Maternal condition and mortality has significant effects on fetal outcome in CHD patients [
18]. Recently, Ramage et al. reported 2114 births to women with adult congenital heart disease (ACHD) and suggested an association between several adverse neonatal/maternal outcomes and ACHD [
19]. Their results showed that preterm births (< 37 weeks gestation) were 1.4 times higher in women with ACHD than those without ACHD. Women with ACHD also had a higher odd of having a preterm birth with a gestation less than 32 weeks. In addition, 12.8% women with ACHD and 8.7% of women without ACHD delivered an SGA infant. Consistent with the study conducted by Ramage, the complications were more frequently present in the uncorrected group in our study. Although all of the patients have survived, most all of them suffered cardiac and obstetric complications at varying degrees. The low maternal cardiac output, intrauterine growth restriction and the SGA may occur even after the surgical repair of TOF [
20].
In consideration of high complication risks, woman with cardiac disease may be safer with a C-section delivery to avoid prolonged laboring time [
21]. In this study, one patient with intrauterine fetal death undergone transvaginal complete curettage of uterine cavity, other uncorrected patients delivered by C-section successfully. Women at highest risk may benefit from preconception counseling and close clinical monitoring during pregnancy [
19]. Careful interdisciplinary management among the cardiologist, obstetrician, anesthetist, and neonatologist, and detailed plans for delivery may improve the prognosis [
22,
23]. Although the differences of outcomes between 19 surgically repaired and 12 uncorrected cases were significant, the impact of other clinical parameters was not achieved in the current study due to the small number of cases in the subgroups.
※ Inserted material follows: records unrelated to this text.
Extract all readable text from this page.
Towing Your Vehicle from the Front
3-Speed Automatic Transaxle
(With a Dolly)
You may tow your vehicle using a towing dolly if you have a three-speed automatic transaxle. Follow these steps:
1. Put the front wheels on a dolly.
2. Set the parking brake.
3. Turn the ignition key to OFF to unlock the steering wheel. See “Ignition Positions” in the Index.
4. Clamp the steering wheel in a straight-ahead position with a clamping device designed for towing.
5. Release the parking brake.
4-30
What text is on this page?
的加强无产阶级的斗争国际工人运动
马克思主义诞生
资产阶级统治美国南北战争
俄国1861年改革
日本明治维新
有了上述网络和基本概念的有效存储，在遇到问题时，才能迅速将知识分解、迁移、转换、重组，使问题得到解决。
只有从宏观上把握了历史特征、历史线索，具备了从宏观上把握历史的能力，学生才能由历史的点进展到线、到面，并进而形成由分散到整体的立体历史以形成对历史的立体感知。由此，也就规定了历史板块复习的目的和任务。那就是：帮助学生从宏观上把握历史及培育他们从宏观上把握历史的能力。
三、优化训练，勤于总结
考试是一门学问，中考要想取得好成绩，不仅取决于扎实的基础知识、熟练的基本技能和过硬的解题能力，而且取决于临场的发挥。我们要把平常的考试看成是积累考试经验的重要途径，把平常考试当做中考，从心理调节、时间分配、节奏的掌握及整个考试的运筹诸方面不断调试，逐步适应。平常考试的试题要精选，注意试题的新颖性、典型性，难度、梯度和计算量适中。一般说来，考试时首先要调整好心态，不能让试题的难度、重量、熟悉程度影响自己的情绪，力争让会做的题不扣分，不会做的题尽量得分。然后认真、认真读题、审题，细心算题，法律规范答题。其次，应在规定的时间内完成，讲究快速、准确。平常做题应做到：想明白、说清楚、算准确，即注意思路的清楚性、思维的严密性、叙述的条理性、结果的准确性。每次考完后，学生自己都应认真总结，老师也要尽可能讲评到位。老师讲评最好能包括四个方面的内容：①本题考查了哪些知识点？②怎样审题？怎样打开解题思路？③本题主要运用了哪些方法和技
Further research with a large number of cases to determine the relationship between the outcomes and other clinical parameters may be helpful to establish more beneficial management regimen for TOF patients, especially for those without surgical repair. In addition, it will be beneficial to study the each pregnancy outcome of these TOF patients (with or without repair) in instead of per woman. However, it has not been performed in the current study due to the limitation to retrieve complete medical record for previous pregnancies and no record for new pregnancies in these patients.